Pfarrer Andreas Schwöbel begründet, warum er 20 Iraner ohne den Taufunterricht abzuschließen getauft hat.

Ein Kirchenvorsteher vermietete seine Wohnung an eine Syrerin und ihre zwei Kinder. Für die Schwester dieser Frau unterschrieb Pfarrer Schwöbel eine Verpflichtungserklärung. Wie eine Krake fährt die Matthäusgemeinde stetig Tentakel der Hilfe aus. Und es helfen viele Menschen, die vorher nicht in der Gemeinde aktiv waren.

Andreas Schwöbel und sein Kollege bieten seit dem Sommer 2016 einen Taufkurs an. 14 geflüchtete Iraner kommen seit ein paar Monaten regelmäßig, eine Dolmetscherin hilft ihnen, sich zu verständigen. Um sie für ihre Interviews bei der Ausländerbehörde vorzubereiten, hat Anderas Schwöbel die Frauen und Männer bereits vor dem Ende des Kurses getauft. "Siehe, da ist Wasser; was hindert's, dass ich mich taufen lasse?", so heißt es in der Apostelgeschichte 8,37-38. Diese Bibelstelle habe ihn zur spontanen Taufe von 20 Menschen motiviert, sagt Andreas Schwöbel.
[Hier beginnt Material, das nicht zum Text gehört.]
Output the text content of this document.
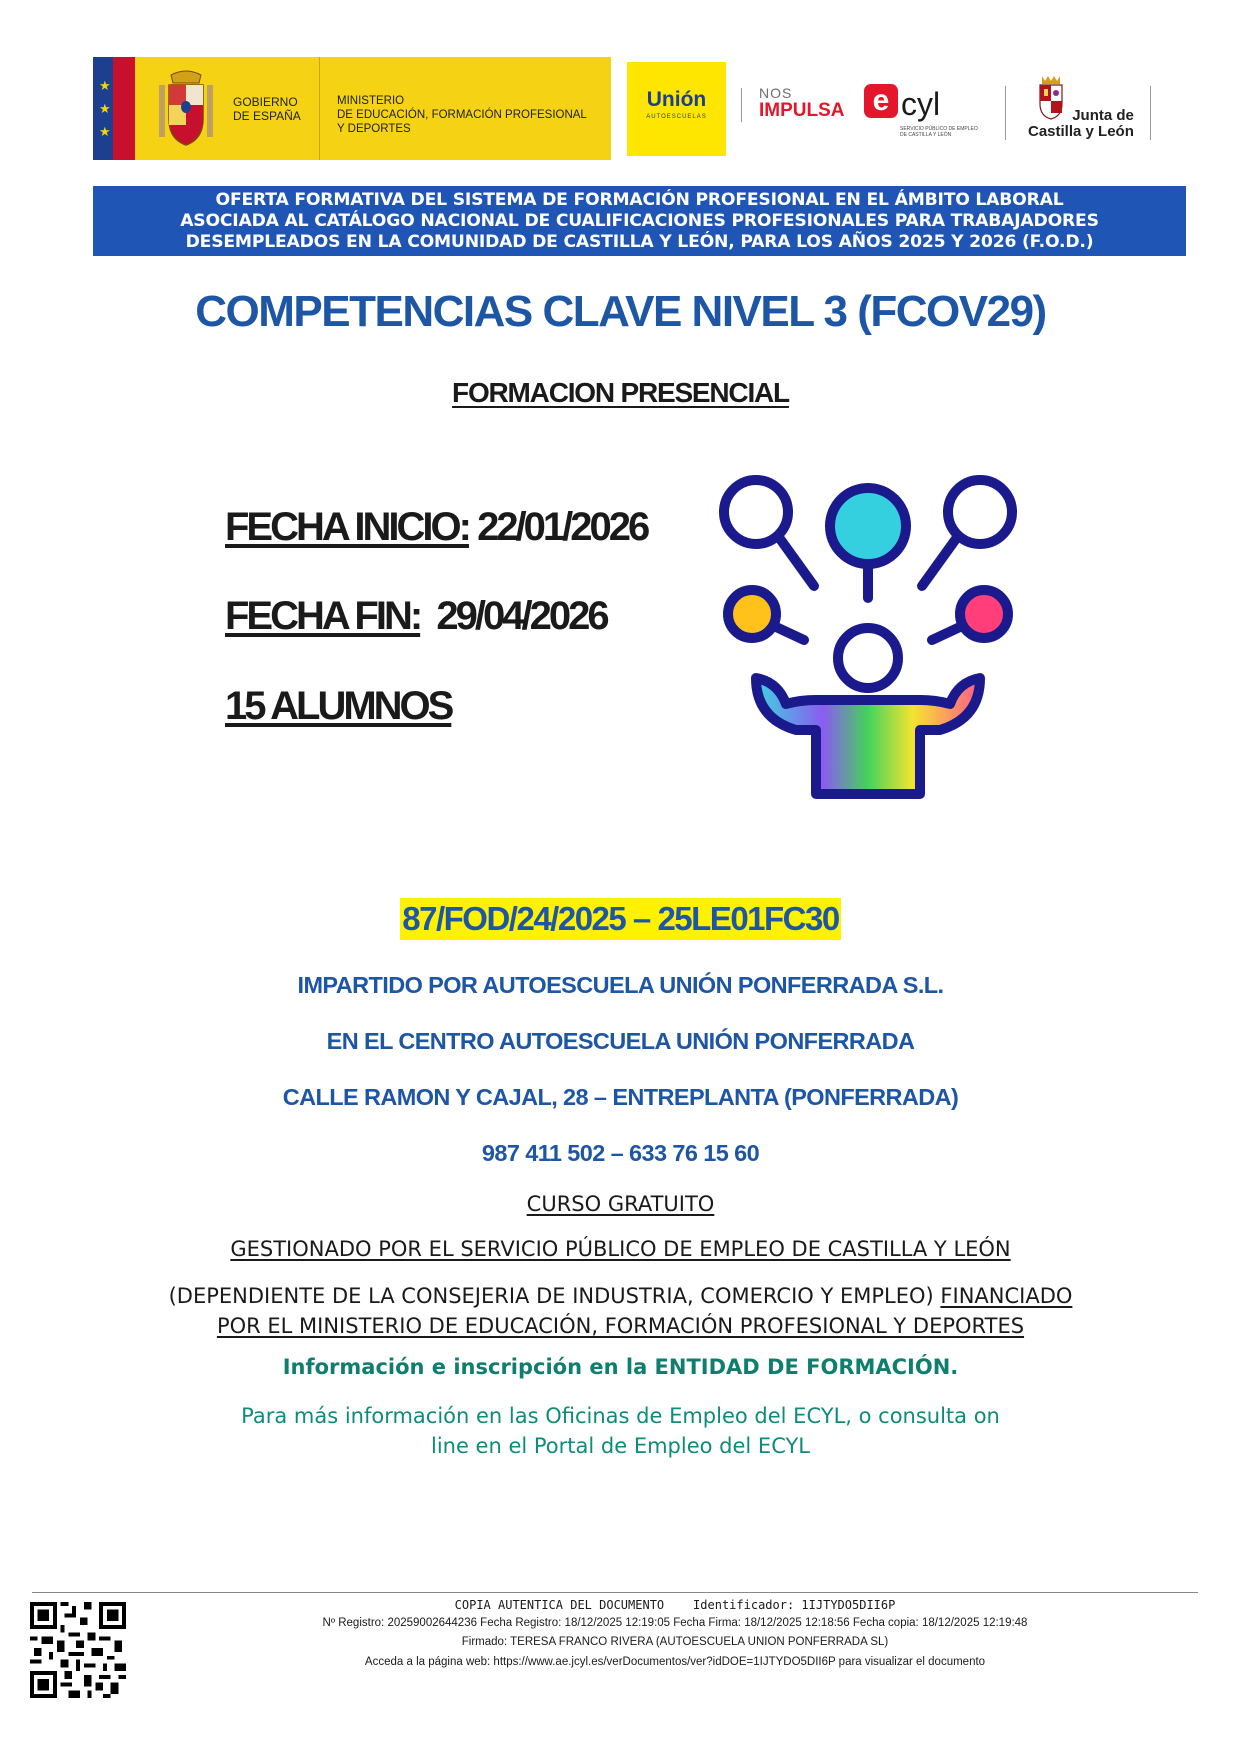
★
★
★
GOBIERNO
DE ESPAÑA
MINISTERIO
DE EDUCACIÓN, FORMACIÓN PROFESIONAL
Y DEPORTES
Unión
AUTOESCUELAS
NOS
IMPULSA e cyl
SERVICIO PÚBLICO DE EMPLEO DE CASTILLA Y LEÓN
Junta de
Castilla y León
OFERTA FORMATIVA DEL SISTEMA DE FORMACIÓN PROFESIONAL EN EL ÁMBITO LABORAL
ASOCIADA AL CATÁLOGO NACIONAL DE CUALIFICACIONES PROFESIONALES PARA TRABAJADORES
DESEMPLEADOS EN LA COMUNIDAD DE CASTILLA Y LEÓN, PARA LOS AÑOS 2025 Y 2026 (F.O.D.)
COMPETENCIAS CLAVE NIVEL 3 (FCOV29)
FORMACION PRESENCIAL
FECHA INICIO: 22/01/2026
FECHA FIN:  29/04/2026
15 ALUMNOS
87/FOD/24/2025 – 25LE01FC30
IMPARTIDO POR AUTOESCUELA UNIÓN PONFERRADA S.L.
EN EL CENTRO AUTOESCUELA UNIÓN PONFERRADA
CALLE RAMON Y CAJAL, 28 – ENTREPLANTA (PONFERRADA)
987 411 502 – 633 76 15 60
CURSO GRATUITO
GESTIONADO POR EL SERVICIO PÚBLICO DE EMPLEO DE CASTILLA Y LEÓN
(DEPENDIENTE DE LA CONSEJERIA DE INDUSTRIA, COMERCIO Y EMPLEO) FINANCIADO
POR EL MINISTERIO DE EDUCACIÓN, FORMACIÓN PROFESIONAL Y DEPORTES
Información e inscripción en la ENTIDAD DE FORMACIÓN.
Para más información en las Oficinas de Empleo del ECYL, o consulta on
line en el Portal de Empleo del ECYL
COPIA AUTENTICA DEL DOCUMENTO    Identificador: 1IJTYDO5DII6P
Nº Registro: 20259002644236 Fecha Registro: 18/12/2025 12:19:05 Fecha Firma: 18/12/2025 12:18:56 Fecha copia: 18/12/2025 12:19:48
Firmado: TERESA FRANCO RIVERA (AUTOESCUELA UNION PONFERRADA SL)
Acceda a la página web: https://www.ae.jcyl.es/verDocumentos/ver?idDOE=1IJTYDO5DII6P para visualizar el documento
Monika Vogel, Ehrenamtliche und Kirchenvorsteherin, erzählt Alis Geschichte.

Monika Vogel ist in der Heimstättensiedlung aufgewachsen. Sie hat ihre zwei Kinder hier groß gezogen. Ihre Großeltern und Eltern kamen als Flüchtlinge nach dem Zweiten Weltkrieg in die Heimstättensiedlung in Darmstadt. "Sie hatten es nicht leicht hier anzukommen", das weiß Monika Vogel aus vielen Gesprächen. Die Alteingesessenen waren nicht sonderlich erfreut über die Zugewiesenen. Aber heute, nach knapp 70 Jahren, gehörten auch die ehemaligen Flüchtlinge dazu, nun seien sie hier eben alle Heimstättensiedler.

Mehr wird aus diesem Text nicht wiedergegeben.